Kitaptaki şiirler, çoğu kez bir içe kapanış gibi görünse de, bu kapanış bir kaçış değil; aksine yüzleşmenin başka bir biçimidir. Serin, sözü çoğaltmaktan çok damıtmayı yeğler. Az ama yoğun imgelerle, okuru kendi sessizliğine doğru yürütür. Bu yönüyle Kar Taneleri, hızlı tüketilen şiir kitaplarının aksine, ağır ağır okunmayı gerektirir. Yavaş yavaş ve sindire sindire.
Dil yalın, fakat sıradan değildir. Şair, süslenmiş mecazlardan, sanatsal sözlerden bilinçli olarak uzak durur. İmgelerini gündelik yaşamın içinden seçer. Bu da şiirleri gerçekçi kılar. Okur, dizelerde “şiir yazma çabasını” değil, yaşanmışlığı duyumsar. Acı vardır , çile vardır ama dramatize edilmez; sevda vardır, aşk vardır ama yüceltilmez. Her şey, olduğu gibi bırakılır.
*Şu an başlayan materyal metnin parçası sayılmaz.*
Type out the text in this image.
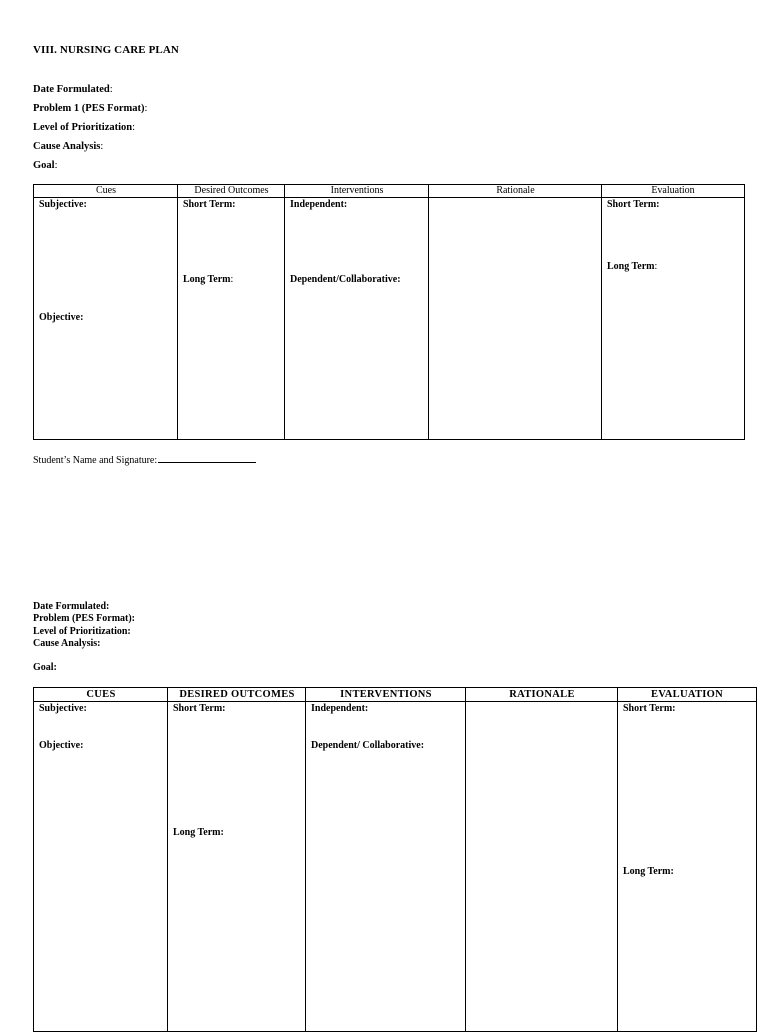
VIII. NURSING CARE PLAN
Date Formulated:
Problem 1 (PES Format):
Level of Prioritization:
Cause Analysis:
Goal:
Cues
Subjective:
Objective:
Desired Outcomes
Short Term:
Long Term:
Interventions
Independent:
Dependent/Collaborative:
Rationale	Evaluation
Short Term:
Long Term:
Student’s Name and Signature:
Date Formulated:
Problem (PES Format):
Level of Prioritization:
Cause Analysis:
Goal:
CUES
Subjective:
Objective:
DESIRED OUTCOMES
Short Term:
Long Term:
INTERVENTIONS
Independent:
Dependent/ Collaborative:
RATIONALE	EVALUATION
Short Term:
Long Term:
Kitap boyunca duyumsanan en güçlü duygulardan biri de yalnızlıktır. Ancak bu yalnızlık karanlık bir boşluk değil; düşünmeyi, anımsamayı ve yeniden anlamlandırmayı içine alan bir yalnızlıktır. Kar, nasıl ki kentin gürültüsünü örterse, Serin’in şiiri de yaşamın karmaşasını öylesine susturur.
Kar Taneleri, okuruna büyük iddialar sunmaz; tam tersine, küçük anların, sessiz duyguların ve kırılgan duyguların şiiridir. Bu yüzden etkisi yüksek sesle değil, kalıcı bir iz bırakarak ortaya çıkar. Kitabı bitirdiğinizde, içinizde bir şeylerin örtüldüğünü değil; daha görünür duruma geldiğini duyarsınız.
Sabiha Serin, bu kitapla, şiirin hâlâ bir sığınak olabileceğini; sözcüklerin , aceleye getirilmeden de derinleşebileceğini anımsatıyor. Kar Taneleri, sabırla okuyanlar için, uzun süre erimeyen bir iz bırakıyor.
Elinize, emeğinize , yüreğinize sağlık ozan arkadaşım.